Plaintiff DarbyTech manufactures customized training equipment and provides training services for process-control systems. Defendant Hamden is a competitor. The Plaintiff made a presentation to Saudi Chevron in Kuwait City, Kuwait concerning a proposal on November 11, 2009. During the meeting, Saudi Chevron employees allegedly interrupted and stated that they had in their hands a presentation from another vendor, the Defendant, that contained the same photographs and text that formed part of DarbyTech’s presentation. The Plaintiff contends that the images and text was copied verbatim from DarbyTech’s website and used by the Defendant.

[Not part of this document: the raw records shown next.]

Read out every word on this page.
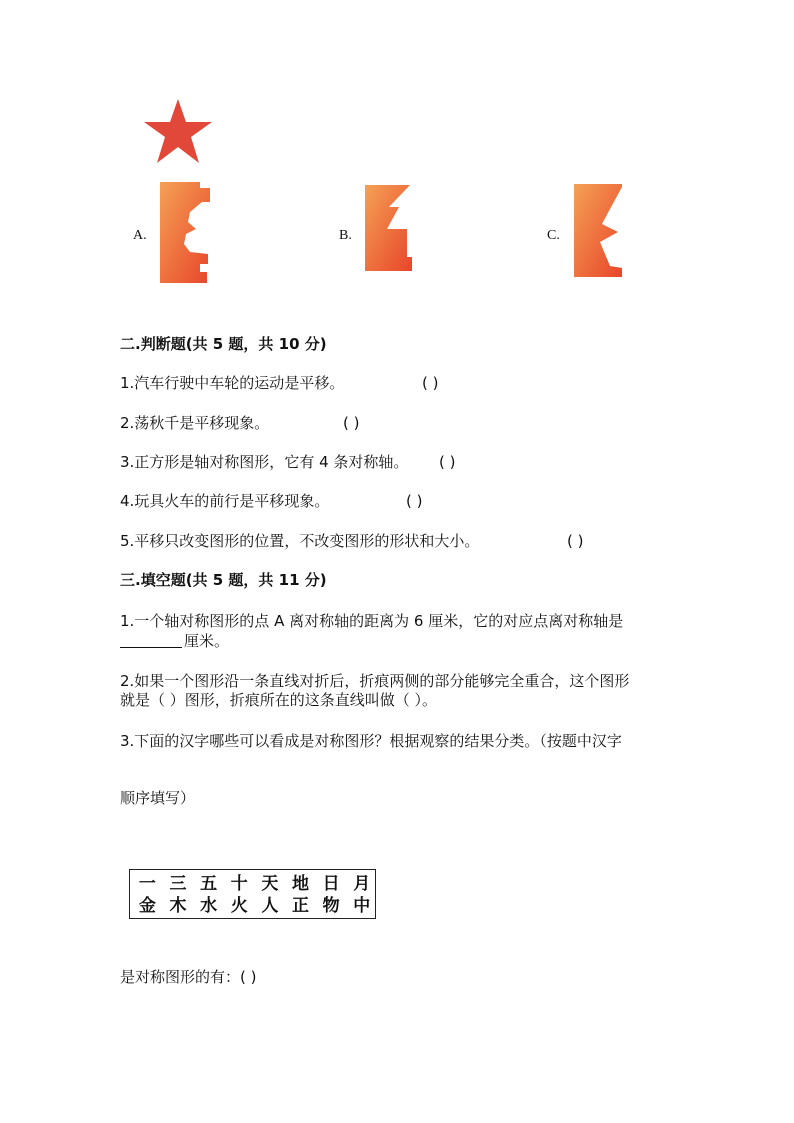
A.	B.	C.
二.判断题(共 5 题，共 10 分)
1.汽车行驶中车轮的运动是平移。	( )
2.荡秋千是平移现象。	( )
3.正方形是轴对称图形，它有 4 条对称轴。 ( )
4.玩具火车的前行是平移现象。	( )
5.平移只改变图形的位置，不改变图形的形状和大小。	( )
三.填空题(共 5 题，共 11 分)
1.一个轴对称图形的点 A 离对称轴的距离为 6 厘米，它的对应点离对称轴是
厘米。
2.如果一个图形沿一条直线对折后，折痕两侧的部分能够完全重合，这个图形
就是（ ）图形，折痕所在的这条直线叫做（ ）。
3.下面的汉字哪些可以看成是对称图形？根据观察的结果分类。（按题中汉字
顺序填写）
一 三 五 十 天 地 日 月
金 木 水 火 人 正 物 中
是对称图形的有：( )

Defendant has been sued for copyright infringement, unfair competition, injurious falsehood, interference with advantageous business relations, conversion, and violation of G.L. c. 93A, § 11. Plaintiff requests preliminary and permanent injunctive relief, statutory damages, treble damages, attorneys’ fees, any gains, profits, and advantages obtained by Defendant, and such further and other relief as the Court deems appropriate. Traverse Internet Law Cross-Reference Number 1392.